Through painstaking research of firsthand accounts, eyewitness
reports, and official records, Brian Leehan constructs a narrative
remarkable for its attention to detail and careful reportage. Word
of the First's heroic act at Gettysburg quickly spread along Union
lines and back to Minnesota. Their stand late on July 2, 1863,
stopped a furious rebel assault and saved the day for the Union.
Emerging from the chaos of battle, however, firsthand reports
contradicted each other. Confused officers and frightened soldiers
told very different stories of the day's hearsay and camp gossip
for their sources of information. All of this leaves the historical
investigator to ask, what really happened that day at Plum Run? In
order to answer that question, Leehan performs superlative
historical detective work. By focusing on the men themselves -- and
their accounts of the engagement -- he weaves together a narrative
of the First's action on July 2 and 3. Those who escaped the scythe
of battle the first day lived to play a pivotal role the next in
rebuffing the most famous infantry assault in American military
history, Pickett's Charge.

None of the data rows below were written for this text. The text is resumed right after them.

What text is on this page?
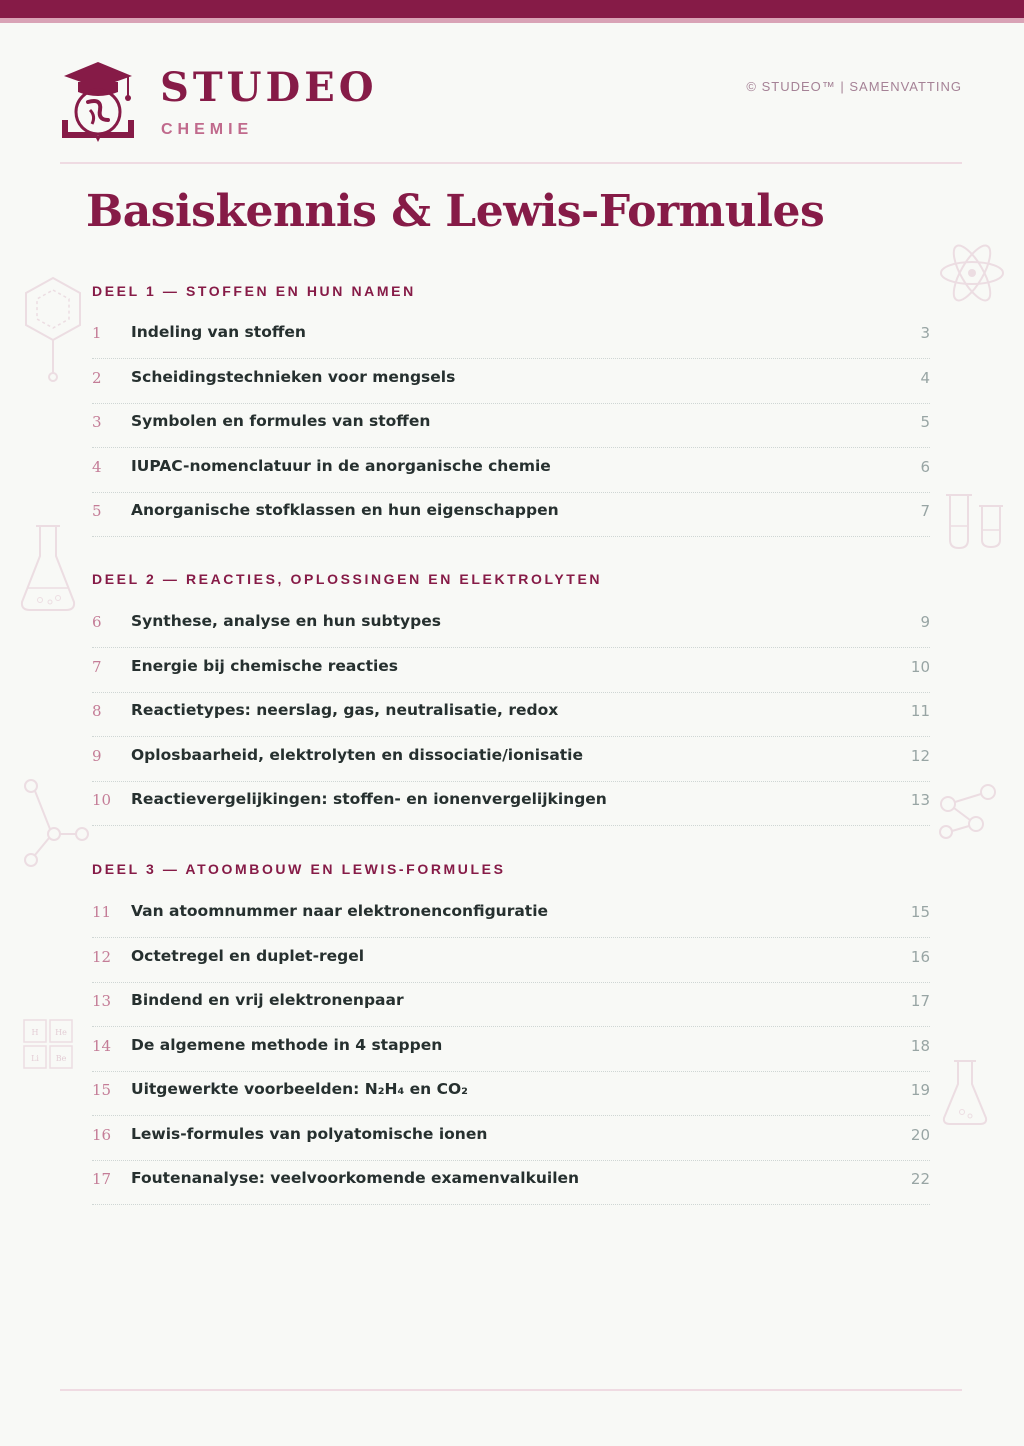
STUDEO
CHEMIE
© STUDEO™ | SAMENVATTING
Basiskennis & Lewis-Formules
H He
Li Be
DEEL 1 — STOFFEN EN HUN NAMEN
1	Indeling van stoffen	3
2	Scheidingstechnieken voor mengsels	4
3	Symbolen en formules van stoffen	5
4	IUPAC-nomenclatuur in de anorganische chemie	6
5	Anorganische stofklassen en hun eigenschappen	7
DEEL 2 — REACTIES, OPLOSSINGEN EN ELEKTROLYTEN
6	Synthese, analyse en hun subtypes	9
7	Energie bij chemische reacties	10
8	Reactietypes: neerslag, gas, neutralisatie, redox	11
9	Oplosbaarheid, elektrolyten en dissociatie/ionisatie	12
10	Reactievergelijkingen: stoffen- en ionenvergelijkingen	13
DEEL 3 — ATOOMBOUW EN LEWIS-FORMULES
11	Van atoomnummer naar elektronenconfiguratie	15
12	Octetregel en duplet-regel	16
13	Bindend en vrij elektronenpaar	17
14	De algemene methode in 4 stappen	18
15	Uitgewerkte voorbeelden: N₂H₄ en CO₂	19
16	Lewis-formules van polyatomische ionen	20
17	Foutenanalyse: veelvoorkomende examenvalkuilen	22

By tracking the movements of individual
soldiers over the field of battle, Leehan reconstructs in amazing
detail the story of this remarkable band of soldiers. In his
investigation of the battle Leehan raises important questions about
how we can really know the truth about the past. In cogent appended
essays, the author muses on the lack of standardised timekeeping in
the mid-nineteenth century, on the nature of Civil War weaponry,
and on the emergence of a heroic mythology after the war.